Non siamo in grado, con i dati attualmente disponibili, di identificare con chiarezza il meccanismo sottostante l’effetto causale che osserviamo. Le carceri femminili tendono a offrire condizioni migliori: maggiore libertà di movimento interno, migliori servizi sanitari (inclusi ginecologi e ostetriche), maggiori opportunità lavorative, una direzione spesso femminile (96% dei casi), e una più ampia libertà di movimento interno. Tuttavia, nessuno di questi fattori, considerato singolarmente, sembra spiegare per intero l’effetto che troviamo sulla recidiva. Riteniamo dunque che si tratti di un “trattamento congiunto”, ovvero di un insieme di condizioni favorevoli al reinserimento che operano in sinergia. In particolare, la riduzione della recidiva causata dallo scontare la pena in un carcere femminile risulta maggiore quando, per confronto, si considerano carceri miste in cui la dimensione della sezione femminile (sia in termini relativi sia assoluti) è particolarmente ridotta, così che le donne rappresentino una componente ancora più marginale della popolazione detenuta. Questo, insieme all’associazione tra minore recidiva femminile e il genere della direzione carceraria, suggerisce che per contenere la recidiva e favorire il reinserimento sociale delle detenute sia fondamentale un’organizzazione carceraria dotata di una dimensione minima adeguata e di una specifica sensibilità alle esigenze delle donne.
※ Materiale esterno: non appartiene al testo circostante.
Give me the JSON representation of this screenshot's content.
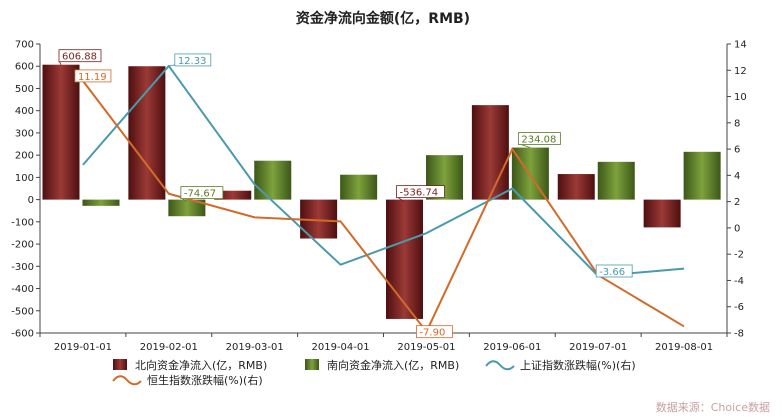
{
  "chart_data": {
    "type": "bar",
    "title": "资金净流向金额(亿，RMB)",
    "categories": [
      "2019-01-01",
      "2019-02-01",
      "2019-03-01",
      "2019-04-01",
      "2019-05-01",
      "2019-06-01",
      "2019-07-01",
      "2019-08-01"
    ],
    "ylim_left": [
      -600,
      700
    ],
    "yticks_left": [
      -600,
      -500,
      -400,
      -300,
      -200,
      -100,
      0,
      100,
      200,
      300,
      400,
      500,
      600,
      700
    ],
    "ylim_right": [
      -8,
      14
    ],
    "yticks_right": [
      -8,
      -6,
      -4,
      -2,
      0,
      2,
      4,
      6,
      8,
      10,
      12,
      14
    ],
    "grid": false,
    "legend_position": "bottom",
    "series": [
      {
        "name": "北向资金净流入(亿，RMB)",
        "type": "bar",
        "axis": "left",
        "color": "#7a1f1f",
        "values": [
          606.88,
          600,
          40,
          -175,
          -536.74,
          425,
          115,
          -125
        ]
      },
      {
        "name": "南向资金净流入(亿，RMB)",
        "type": "bar",
        "axis": "left",
        "color": "#5a7a26",
        "values": [
          -28,
          -74.67,
          175,
          112,
          200,
          234.08,
          170,
          215
        ]
      },
      {
        "name": "上证指数涨跌幅(%)(右)",
        "type": "line",
        "axis": "right",
        "color": "#4a9aad",
        "values": [
          4.8,
          12.33,
          3.3,
          -2.8,
          -0.4,
          3.0,
          -3.66,
          -3.1
        ]
      },
      {
        "name": "恒生指数涨跌幅(%)(右)",
        "type": "line",
        "axis": "right",
        "color": "#d26a2a",
        "values": [
          11.19,
          2.6,
          0.8,
          0.5,
          -7.9,
          6.0,
          -3.6,
          -7.5
        ]
      }
    ],
    "annotations": [
      {
        "text": "606.88",
        "series": 0,
        "index": 0
      },
      {
        "text": "-536.74",
        "series": 0,
        "index": 4
      },
      {
        "text": "-74.67",
        "series": 1,
        "index": 1
      },
      {
        "text": "234.08",
        "series": 1,
        "index": 5
      },
      {
        "text": "12.33",
        "series": 2,
        "index": 1
      },
      {
        "text": "-3.66",
        "series": 2,
        "index": 6
      },
      {
        "text": "11.19",
        "series": 3,
        "index": 0
      },
      {
        "text": "-7.90",
        "series": 3,
        "index": 4
      }
    ]
  },
  "source_note": "数据来源：Choice数据"
}
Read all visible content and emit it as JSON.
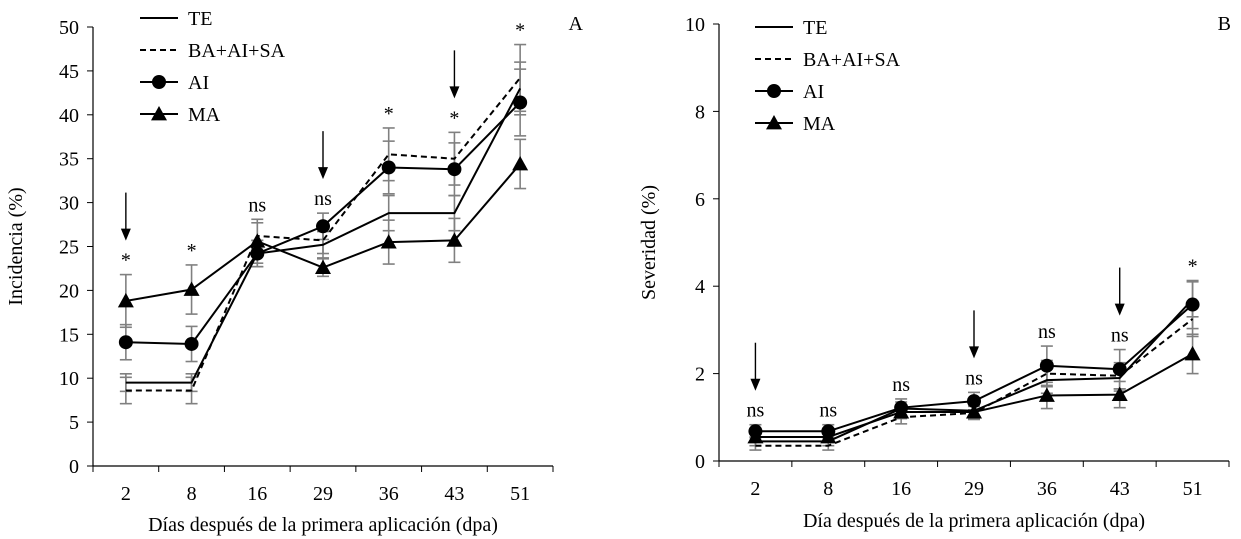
{
  "colors": {
    "line": "#000000",
    "error_bar": "#808080",
    "background": "#ffffff"
  },
  "chart_data": [
    {
      "panel_label": "A",
      "type": "line",
      "xlabel": "Días después de la primera aplicación (dpa)",
      "ylabel": "Incidencia (%)",
      "categories": [
        "2",
        "8",
        "16",
        "29",
        "36",
        "43",
        "51"
      ],
      "ylim": [
        0,
        50
      ],
      "yticks": [
        0,
        5,
        10,
        15,
        20,
        25,
        30,
        35,
        40,
        45,
        50
      ],
      "legend_position": "top-left",
      "series": [
        {
          "name": "TE",
          "marker": "none",
          "dash": "solid",
          "values": [
            9.5,
            9.5,
            24.2,
            25.2,
            28.8,
            28.8,
            43.0
          ],
          "errors": [
            1.0,
            1.0,
            1.5,
            1.5,
            2.0,
            2.0,
            3.0
          ]
        },
        {
          "name": "BA+AI+SA",
          "marker": "none",
          "dash": "dashed",
          "values": [
            8.6,
            8.6,
            26.2,
            25.7,
            35.5,
            35.0,
            44.2
          ],
          "errors": [
            1.5,
            1.5,
            1.5,
            1.5,
            3.0,
            3.0,
            3.8
          ]
        },
        {
          "name": "AI",
          "marker": "circle",
          "dash": "solid",
          "values": [
            14.1,
            13.9,
            24.2,
            27.3,
            34.0,
            33.8,
            41.4
          ],
          "errors": [
            2.0,
            2.0,
            1.5,
            1.5,
            3.0,
            3.0,
            3.8
          ]
        },
        {
          "name": "MA",
          "marker": "triangle",
          "dash": "solid",
          "values": [
            18.8,
            20.1,
            25.6,
            22.6,
            25.5,
            25.7,
            34.4
          ],
          "errors": [
            3.0,
            2.8,
            2.5,
            1.0,
            2.5,
            2.5,
            2.8
          ]
        }
      ],
      "significance": [
        "*",
        "*",
        "ns",
        "ns",
        "*",
        "*",
        "*"
      ],
      "application_arrows": [
        "2",
        "29",
        "43"
      ]
    },
    {
      "panel_label": "B",
      "type": "line",
      "xlabel": "Día después de la primera aplicación (dpa)",
      "ylabel": "Severidad (%)",
      "categories": [
        "2",
        "8",
        "16",
        "29",
        "36",
        "43",
        "51"
      ],
      "ylim": [
        0,
        10
      ],
      "yticks": [
        0,
        2,
        4,
        6,
        8,
        10
      ],
      "legend_position": "top-left",
      "series": [
        {
          "name": "TE",
          "marker": "none",
          "dash": "solid",
          "values": [
            0.45,
            0.45,
            1.2,
            1.15,
            1.85,
            1.9,
            3.7
          ],
          "errors": [
            0.1,
            0.1,
            0.15,
            0.15,
            0.3,
            0.3,
            0.4
          ]
        },
        {
          "name": "BA+AI+SA",
          "marker": "none",
          "dash": "dashed",
          "values": [
            0.35,
            0.35,
            1.0,
            1.1,
            2.0,
            1.95,
            3.25
          ],
          "errors": [
            0.1,
            0.1,
            0.15,
            0.15,
            0.3,
            0.3,
            0.4
          ]
        },
        {
          "name": "AI",
          "marker": "circle",
          "dash": "solid",
          "values": [
            0.68,
            0.68,
            1.22,
            1.37,
            2.18,
            2.1,
            3.58
          ],
          "errors": [
            0.15,
            0.15,
            0.2,
            0.2,
            0.45,
            0.45,
            0.55
          ]
        },
        {
          "name": "MA",
          "marker": "triangle",
          "dash": "solid",
          "values": [
            0.55,
            0.55,
            1.12,
            1.12,
            1.5,
            1.52,
            2.45
          ],
          "errors": [
            0.1,
            0.1,
            0.15,
            0.15,
            0.3,
            0.3,
            0.45
          ]
        }
      ],
      "significance": [
        "ns",
        "ns",
        "ns",
        "ns",
        "ns",
        "ns",
        "*"
      ],
      "application_arrows": [
        "2",
        "29",
        "43"
      ]
    }
  ]
}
Un’analisi più approfondita dei meccanismi sottostanti l’effetto causale che identifichiamo nel lavoro, anche basata sulla raccolta di dati più accurati e non episodici sulle condizioni carcerarie, è un importante direzione di ricerca futura.
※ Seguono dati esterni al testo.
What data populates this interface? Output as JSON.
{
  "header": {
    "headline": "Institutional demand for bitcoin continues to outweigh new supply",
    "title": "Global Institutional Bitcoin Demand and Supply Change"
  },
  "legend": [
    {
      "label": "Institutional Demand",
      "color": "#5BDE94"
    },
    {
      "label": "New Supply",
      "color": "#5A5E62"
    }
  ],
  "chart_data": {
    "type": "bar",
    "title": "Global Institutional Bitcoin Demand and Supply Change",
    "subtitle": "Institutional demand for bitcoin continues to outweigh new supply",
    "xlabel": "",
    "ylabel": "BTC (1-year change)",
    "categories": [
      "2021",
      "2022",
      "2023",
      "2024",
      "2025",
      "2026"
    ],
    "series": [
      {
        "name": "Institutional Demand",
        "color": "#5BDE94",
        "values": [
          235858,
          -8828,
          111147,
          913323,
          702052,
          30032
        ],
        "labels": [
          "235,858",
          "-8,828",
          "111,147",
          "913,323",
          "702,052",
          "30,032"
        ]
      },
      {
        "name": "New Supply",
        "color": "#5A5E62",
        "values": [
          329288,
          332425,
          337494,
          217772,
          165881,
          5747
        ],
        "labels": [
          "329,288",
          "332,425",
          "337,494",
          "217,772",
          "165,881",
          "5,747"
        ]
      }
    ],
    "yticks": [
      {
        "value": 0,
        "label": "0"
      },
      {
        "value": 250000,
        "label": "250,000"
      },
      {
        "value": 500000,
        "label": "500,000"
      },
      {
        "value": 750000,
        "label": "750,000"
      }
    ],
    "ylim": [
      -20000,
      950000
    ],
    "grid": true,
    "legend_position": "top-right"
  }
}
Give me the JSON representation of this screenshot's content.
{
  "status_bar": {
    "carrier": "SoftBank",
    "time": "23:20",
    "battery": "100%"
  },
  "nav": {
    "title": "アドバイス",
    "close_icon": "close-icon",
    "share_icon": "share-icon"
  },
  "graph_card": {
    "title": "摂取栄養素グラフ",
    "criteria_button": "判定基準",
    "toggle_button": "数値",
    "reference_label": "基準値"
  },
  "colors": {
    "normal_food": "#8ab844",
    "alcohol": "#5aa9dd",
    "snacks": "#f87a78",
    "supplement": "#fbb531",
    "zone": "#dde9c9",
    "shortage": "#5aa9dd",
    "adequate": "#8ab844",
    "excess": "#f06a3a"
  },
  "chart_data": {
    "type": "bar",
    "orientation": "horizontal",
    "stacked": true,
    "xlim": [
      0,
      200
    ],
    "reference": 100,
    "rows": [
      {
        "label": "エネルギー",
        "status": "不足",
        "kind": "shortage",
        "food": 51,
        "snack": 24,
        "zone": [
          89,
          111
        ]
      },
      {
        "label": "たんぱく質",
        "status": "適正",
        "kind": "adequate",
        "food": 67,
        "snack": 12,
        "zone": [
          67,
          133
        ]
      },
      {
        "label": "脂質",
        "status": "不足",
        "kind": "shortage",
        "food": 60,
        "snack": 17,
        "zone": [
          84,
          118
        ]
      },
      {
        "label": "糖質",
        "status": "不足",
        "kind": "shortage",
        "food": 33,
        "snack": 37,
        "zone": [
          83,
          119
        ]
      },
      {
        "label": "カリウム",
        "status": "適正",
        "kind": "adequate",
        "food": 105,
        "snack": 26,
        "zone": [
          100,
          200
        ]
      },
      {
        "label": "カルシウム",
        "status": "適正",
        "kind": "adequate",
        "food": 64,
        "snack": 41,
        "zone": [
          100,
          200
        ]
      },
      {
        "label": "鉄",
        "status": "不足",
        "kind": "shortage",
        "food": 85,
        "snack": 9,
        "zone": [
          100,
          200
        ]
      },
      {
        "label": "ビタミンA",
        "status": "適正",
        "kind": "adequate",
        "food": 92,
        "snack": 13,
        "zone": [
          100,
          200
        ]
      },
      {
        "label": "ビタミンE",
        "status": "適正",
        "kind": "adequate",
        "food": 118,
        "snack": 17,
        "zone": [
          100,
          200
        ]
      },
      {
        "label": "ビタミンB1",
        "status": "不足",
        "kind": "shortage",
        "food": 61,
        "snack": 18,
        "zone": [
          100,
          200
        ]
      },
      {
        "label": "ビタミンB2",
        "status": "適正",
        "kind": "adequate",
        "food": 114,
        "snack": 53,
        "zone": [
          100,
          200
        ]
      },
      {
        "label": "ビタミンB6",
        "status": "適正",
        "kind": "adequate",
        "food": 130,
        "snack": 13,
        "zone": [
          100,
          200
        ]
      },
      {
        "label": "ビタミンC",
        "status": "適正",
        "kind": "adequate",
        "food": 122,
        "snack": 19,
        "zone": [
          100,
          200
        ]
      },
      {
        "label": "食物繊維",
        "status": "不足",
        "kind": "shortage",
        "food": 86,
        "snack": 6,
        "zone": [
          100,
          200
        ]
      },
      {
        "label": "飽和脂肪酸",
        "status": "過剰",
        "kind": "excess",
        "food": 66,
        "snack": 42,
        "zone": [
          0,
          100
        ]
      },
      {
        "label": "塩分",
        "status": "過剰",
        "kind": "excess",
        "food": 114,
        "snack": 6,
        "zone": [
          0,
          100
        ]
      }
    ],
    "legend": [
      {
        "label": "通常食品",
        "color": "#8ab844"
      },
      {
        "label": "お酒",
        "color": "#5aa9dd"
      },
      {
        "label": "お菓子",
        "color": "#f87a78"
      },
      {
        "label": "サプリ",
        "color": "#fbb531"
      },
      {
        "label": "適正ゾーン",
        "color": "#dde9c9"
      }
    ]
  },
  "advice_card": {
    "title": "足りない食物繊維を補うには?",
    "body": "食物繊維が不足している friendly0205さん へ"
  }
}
Due esperimenti interessanti
Abbiamo usato i risultati delle nostre stime per condurre due simulazioni ipotetiche che, pur nella loro semplicità possono fornire qualche indicazione a possibili interventi di politica carceraria.
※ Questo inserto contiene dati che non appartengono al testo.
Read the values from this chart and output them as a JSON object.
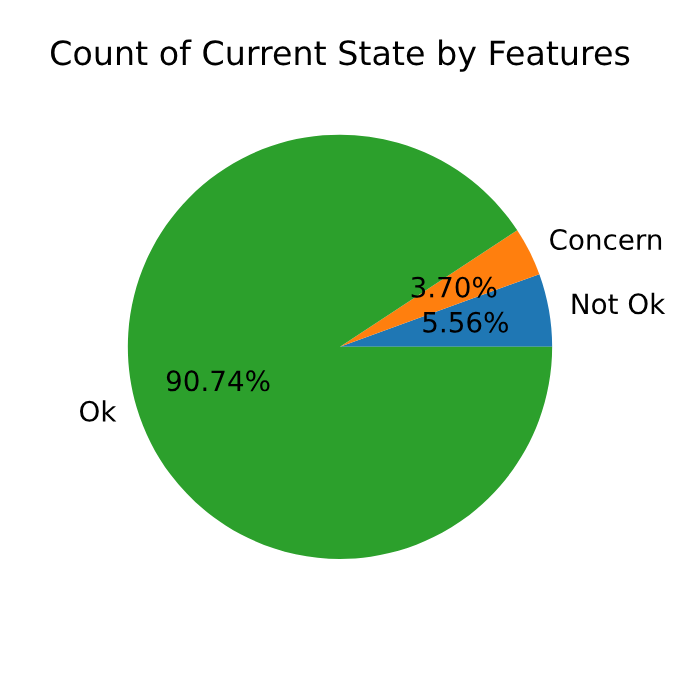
{
  "chart_data": {
    "type": "pie",
    "title": "Count of Current State by Features",
    "categories": [
      "Not Ok",
      "Concern",
      "Ok"
    ],
    "values": [
      5.56,
      3.7,
      90.74
    ],
    "value_labels": [
      "5.56%",
      "3.70%",
      "90.74%"
    ],
    "colors": [
      "#1f77b4",
      "#ff7f0e",
      "#2ca02c"
    ],
    "legend": false
  }
}
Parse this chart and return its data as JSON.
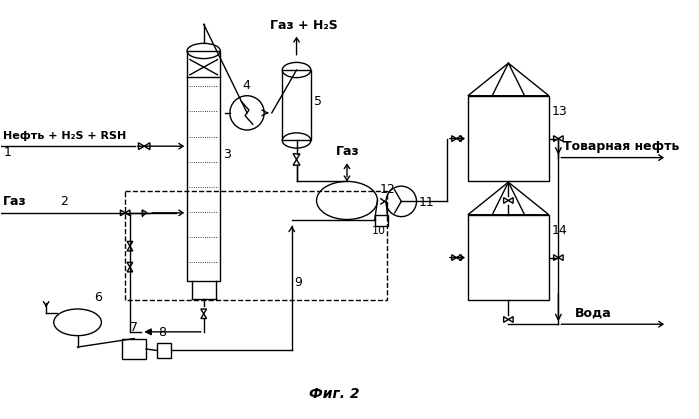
{
  "background_color": "#ffffff",
  "text_color": "#000000",
  "label_neft": "Нефть + H₂S + RSH",
  "label_gaz_in": "Газ",
  "label_gaz_top": "Газ + H₂S",
  "label_gaz_mid": "Газ",
  "label_tovarnaya": "Товарная нефть",
  "label_voda": "Вода",
  "label_fig": "Фиг. 2",
  "num1": "1",
  "num2": "2",
  "num3": "3",
  "num4": "4",
  "num5": "5",
  "num6": "6",
  "num7": "7",
  "num8": "8",
  "num9": "9",
  "num10": "10",
  "num11": "11",
  "num12": "12",
  "num13": "13",
  "num14": "14"
}
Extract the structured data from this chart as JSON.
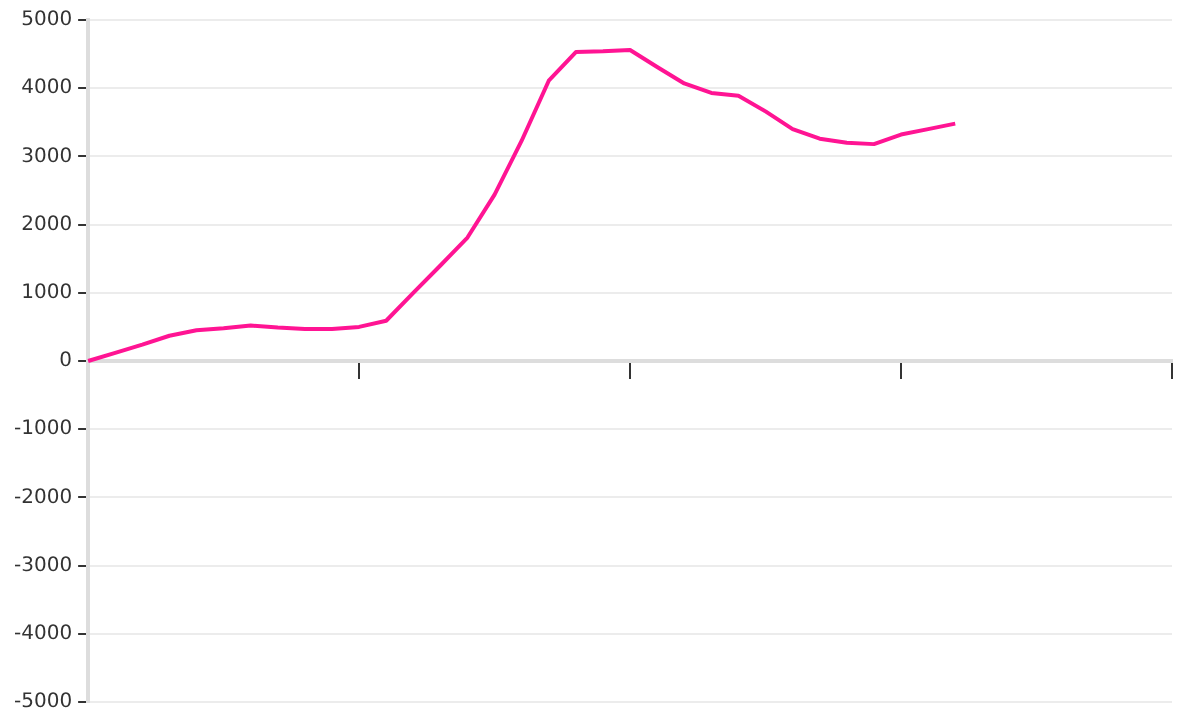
{
  "chart_data": {
    "type": "line",
    "categories": [
      null,
      null,
      null,
      null,
      null,
      null,
      null,
      null,
      null,
      null,
      null,
      null,
      null,
      null,
      null,
      null,
      null,
      null,
      null,
      null,
      null,
      null,
      null,
      null,
      null,
      null,
      null,
      null,
      null,
      null,
      null,
      null,
      null,
      null,
      null,
      null,
      null,
      null,
      null,
      null,
      null
    ],
    "series": [
      {
        "color": "#ff1493",
        "values": [
          0,
          120,
          240,
          370,
          450,
          480,
          520,
          490,
          470,
          470,
          500,
          590,
          1000,
          1400,
          1810,
          2440,
          3230,
          4110,
          4530,
          4540,
          4560,
          4310,
          4070,
          3930,
          3890,
          3660,
          3400,
          3260,
          3200,
          3180,
          3320,
          3400,
          3480,
          null,
          null,
          null,
          null,
          null,
          null,
          null,
          null
        ]
      }
    ],
    "ylim": [
      -5000,
      5000
    ],
    "yticks": [
      -5000,
      -4000,
      -3000,
      -2000,
      -1000,
      0,
      1000,
      2000,
      3000,
      4000,
      5000
    ],
    "grid": "y",
    "marker": "none",
    "line_style": "solid",
    "tick_labels": "y",
    "legend": false
  }
}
Il primo esercizio consiste nel calcolare, per ciascun comune italiano, quale riduzione di recidiva si otterrebbe se in quel comune venisse aperto un nuovo carcere femminile, di dimensioni adeguate. Il calcolo si basa sull’ipotesi forte, ma non incoerente con quanto osservato in passato, che la distribuzione geografica futura delle detenute sia analoga a quella che osserviamo nei dati a nostra disposizione. Sulla base di questo calcolo, il comune in cui l’apertura di un nuovo carcere femminile avrebbe il massimo effetto di riduzione della recidiva risulta essere Zinasco, in provincia di Pavia, a breve distanza da Milano, Torino e Genova.
Il secondo esercizio consiste nel verificare se, data la distribuzione geografica attuale della capienza regolamentare, alcune delle carceri miste potrebbero essere invece dedicate esclusivamente alle donne, con una corrispondente riallocazione dei detenuti uomini in altre carceri all’interno della stessa regione. Il calcolo mostra che, riconvertendo selettivamente alcune delle carceri miste già esistenti, l’intero sistema potrebbe passare a un modello a “singolo genere” senza bisogno di costruire nuove strutture.
Nel complesso, lo studio rappresenta un contributo originale e rigoroso al dibattito sulla giustizia penale femminile. I risultati suggeriscono che strutture carcerarie progettate attorno ai bisogni delle donne — e non semplicemente adattate — possono favorire una maggiore riabilitazione e un minore tasso di recidiva.